Bile and short-chain fatty acid salts affect survival and virulence of Klebsiella Oxytoca of mussel origin

Klebsiella oxytoca can cause gastrointestinal infections in humans. Within the instestinal tract, the bacterium encounters diverse host-derived signals (most notably bile salts, BS) and secondary metabolites (such as short-chain fatty acid salts, SCFAs) produced by microbial community. However, the mechanism of K. oxytoca response to BS and SCFAs stresses has been rarely reported. Recently, we found K. oxytoca in 14 species of aquatic food Animals, of which K. oxytoca 7-7-27 of mussel origin had strong biofilm formation characteristics and many putative virulence-associated genes. Herein, we investigated the impact of normal physiological concentrations of BS (0.2% - 2.2%) and SCFAs (0.4% - 2.0%) in the tract on survival and virulence of K. oxytoca 7-7-27. The results revealed that the major BS (0.2% sodium cholate, or 0.8% sodium glycocholate) and SCFAs (0.4% sodium acetate, or 0.4% sodium butyrate) stimulated the Bacterial growth, and significantly increased cell surface hydrophobicity, auto-aggregation rate and biofilm formation, as well as adhesion and invasion rates of K. oxytoca 7-7-27 toward the human colon Caco-2 cell (p < 0.05).
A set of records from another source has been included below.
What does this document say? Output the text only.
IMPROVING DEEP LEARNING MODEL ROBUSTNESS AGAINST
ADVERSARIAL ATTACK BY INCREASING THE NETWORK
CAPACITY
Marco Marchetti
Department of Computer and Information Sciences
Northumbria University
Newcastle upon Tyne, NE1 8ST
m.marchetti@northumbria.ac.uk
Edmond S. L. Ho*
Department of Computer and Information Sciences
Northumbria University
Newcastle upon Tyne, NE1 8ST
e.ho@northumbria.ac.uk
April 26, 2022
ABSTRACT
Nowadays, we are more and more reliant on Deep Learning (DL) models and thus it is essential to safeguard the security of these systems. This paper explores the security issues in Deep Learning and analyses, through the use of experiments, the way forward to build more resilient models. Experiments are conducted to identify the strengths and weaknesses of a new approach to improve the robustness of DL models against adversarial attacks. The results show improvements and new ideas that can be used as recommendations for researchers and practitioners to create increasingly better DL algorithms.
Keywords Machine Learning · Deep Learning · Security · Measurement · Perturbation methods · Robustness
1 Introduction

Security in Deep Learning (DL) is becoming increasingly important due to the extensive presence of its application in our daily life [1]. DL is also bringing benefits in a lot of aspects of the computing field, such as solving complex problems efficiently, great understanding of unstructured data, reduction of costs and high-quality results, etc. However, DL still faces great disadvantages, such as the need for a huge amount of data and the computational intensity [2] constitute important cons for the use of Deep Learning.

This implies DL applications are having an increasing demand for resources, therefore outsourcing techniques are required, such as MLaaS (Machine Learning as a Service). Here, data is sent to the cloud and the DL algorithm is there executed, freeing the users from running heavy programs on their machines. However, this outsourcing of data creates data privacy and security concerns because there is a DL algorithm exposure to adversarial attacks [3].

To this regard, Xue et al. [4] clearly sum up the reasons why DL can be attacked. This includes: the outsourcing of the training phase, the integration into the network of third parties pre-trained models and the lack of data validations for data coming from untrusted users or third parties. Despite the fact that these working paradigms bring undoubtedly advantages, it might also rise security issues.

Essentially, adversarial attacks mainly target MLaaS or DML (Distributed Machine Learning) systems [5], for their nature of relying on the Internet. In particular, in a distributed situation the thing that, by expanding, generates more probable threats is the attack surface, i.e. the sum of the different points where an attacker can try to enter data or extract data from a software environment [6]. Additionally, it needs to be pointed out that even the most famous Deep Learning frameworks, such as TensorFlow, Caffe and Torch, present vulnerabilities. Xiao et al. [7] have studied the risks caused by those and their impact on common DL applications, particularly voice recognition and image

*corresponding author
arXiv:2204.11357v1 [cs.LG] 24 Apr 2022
Notably, comparative secretomic and proteomic analyses uncovered a number of differentially secreted (i.e., 53) and produced (i.e., 1,049) proteins, as well as putative virulence-associated proteins (i.e., 69) triggered by the BS and SCFAs. K. oxytoca adopted multiple strategies to cope with the BS and SCFAs stresses. The results of this study highlighted the potential risk of ingestion of K. oxytoca-contaminated aquatic products.

Klebsiella oxytoca; Bile salts; Pathogen; Proteome; Secretome; Short-chain fatty acid salts.